The Pattern Nobody Has Named
In nineteen years of ERP implementations, the industry has developed sophisticated answers to almost every technical challenge. Certification programs. Implementation accelerators. Partner ecosystems. Governance frameworks.
Yet one pattern persists, across platforms, across industries, across organization sizes. It survives methodology changes, tool upgrades, and team restructuring.
The Standish Group CHAOS Report finds that only 31% of IT projects are deemed fully successful, consistently identifying ownership clarity and communication as the primary differentiators. What it does not specify is where that communication breaks, or why it breaks at the same point repeatedly.
PMI’s Pulse of the Profession identifies poor communication as a contributing factor in 56% of failed projects. What the research identifies is the symptom. What it does not map is the anatomy, the specific seam where ownership dissolves and accountability evaporates.
The industry has named the symptom. It has not named the cause.
The Silent Handshake is the cause. It is the failure that lives in the white space between teams, the boundary between two workstreams, two responsibilities, that everyone assumes is being watched and nobody is actually watching.

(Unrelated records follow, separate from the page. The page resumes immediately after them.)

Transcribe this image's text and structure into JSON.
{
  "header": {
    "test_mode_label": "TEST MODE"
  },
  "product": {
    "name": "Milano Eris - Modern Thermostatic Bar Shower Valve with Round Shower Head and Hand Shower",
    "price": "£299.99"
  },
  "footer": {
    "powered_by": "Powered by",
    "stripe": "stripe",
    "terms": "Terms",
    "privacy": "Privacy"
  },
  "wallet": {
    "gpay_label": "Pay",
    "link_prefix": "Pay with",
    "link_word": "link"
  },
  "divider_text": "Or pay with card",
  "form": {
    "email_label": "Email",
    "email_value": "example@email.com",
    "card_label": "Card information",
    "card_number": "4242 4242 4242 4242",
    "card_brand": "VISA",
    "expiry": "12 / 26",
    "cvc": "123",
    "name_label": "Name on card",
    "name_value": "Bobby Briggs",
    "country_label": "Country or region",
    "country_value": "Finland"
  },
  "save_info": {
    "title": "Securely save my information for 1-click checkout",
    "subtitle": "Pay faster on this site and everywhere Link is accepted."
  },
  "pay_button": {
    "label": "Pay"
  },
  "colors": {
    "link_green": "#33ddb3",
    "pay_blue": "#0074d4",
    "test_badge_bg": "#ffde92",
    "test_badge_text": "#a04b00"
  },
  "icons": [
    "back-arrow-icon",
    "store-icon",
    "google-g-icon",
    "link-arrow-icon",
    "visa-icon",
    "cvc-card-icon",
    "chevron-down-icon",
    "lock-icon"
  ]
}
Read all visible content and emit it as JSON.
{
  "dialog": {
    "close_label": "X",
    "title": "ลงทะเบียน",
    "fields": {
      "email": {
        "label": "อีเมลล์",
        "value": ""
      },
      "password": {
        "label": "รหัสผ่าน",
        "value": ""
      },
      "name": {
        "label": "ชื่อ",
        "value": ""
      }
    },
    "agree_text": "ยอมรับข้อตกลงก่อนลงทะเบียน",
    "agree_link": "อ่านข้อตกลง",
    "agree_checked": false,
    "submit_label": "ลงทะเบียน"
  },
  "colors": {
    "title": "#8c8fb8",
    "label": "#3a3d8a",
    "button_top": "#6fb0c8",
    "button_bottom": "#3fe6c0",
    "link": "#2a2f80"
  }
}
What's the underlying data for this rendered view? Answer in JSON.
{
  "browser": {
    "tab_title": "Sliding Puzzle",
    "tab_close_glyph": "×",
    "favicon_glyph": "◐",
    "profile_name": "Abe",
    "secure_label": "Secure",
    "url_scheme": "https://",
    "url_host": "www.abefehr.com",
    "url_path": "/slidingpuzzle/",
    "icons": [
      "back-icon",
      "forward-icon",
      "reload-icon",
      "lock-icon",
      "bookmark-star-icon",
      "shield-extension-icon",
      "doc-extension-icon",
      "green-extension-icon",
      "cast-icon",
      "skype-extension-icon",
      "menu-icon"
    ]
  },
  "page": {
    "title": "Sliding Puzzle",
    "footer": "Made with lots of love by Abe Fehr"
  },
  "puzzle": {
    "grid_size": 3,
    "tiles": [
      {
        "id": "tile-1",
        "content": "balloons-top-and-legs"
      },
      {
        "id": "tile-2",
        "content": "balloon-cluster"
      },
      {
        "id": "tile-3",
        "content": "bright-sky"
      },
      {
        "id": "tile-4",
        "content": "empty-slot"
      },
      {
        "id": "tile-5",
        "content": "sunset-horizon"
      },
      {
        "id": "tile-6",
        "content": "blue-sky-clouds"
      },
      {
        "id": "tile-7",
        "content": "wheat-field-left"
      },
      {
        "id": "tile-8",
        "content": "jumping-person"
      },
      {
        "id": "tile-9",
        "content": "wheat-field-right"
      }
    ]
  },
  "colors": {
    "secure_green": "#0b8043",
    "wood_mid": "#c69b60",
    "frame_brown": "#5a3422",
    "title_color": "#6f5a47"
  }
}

It has three distinct failure layers. They are consistent. They are predictable. And with the right governance model, they are entirely preventable.
The Silent Handshake Framework
The failure cascade moves in a fixed sequence:
Layer 1: Transition Gap. Knowledge leaves with the person.
Layer 2: Assumption Gap. Each party checks their own box.
Layer 3: Documentation Gap. Agreement is reached. Nothing is anchored.
Result: Deliverable failure at the seam, not within the team.
What often appears as a priority issue is the downstream effect of unanchored sequencing assumptions. It is a symptom, not a layer.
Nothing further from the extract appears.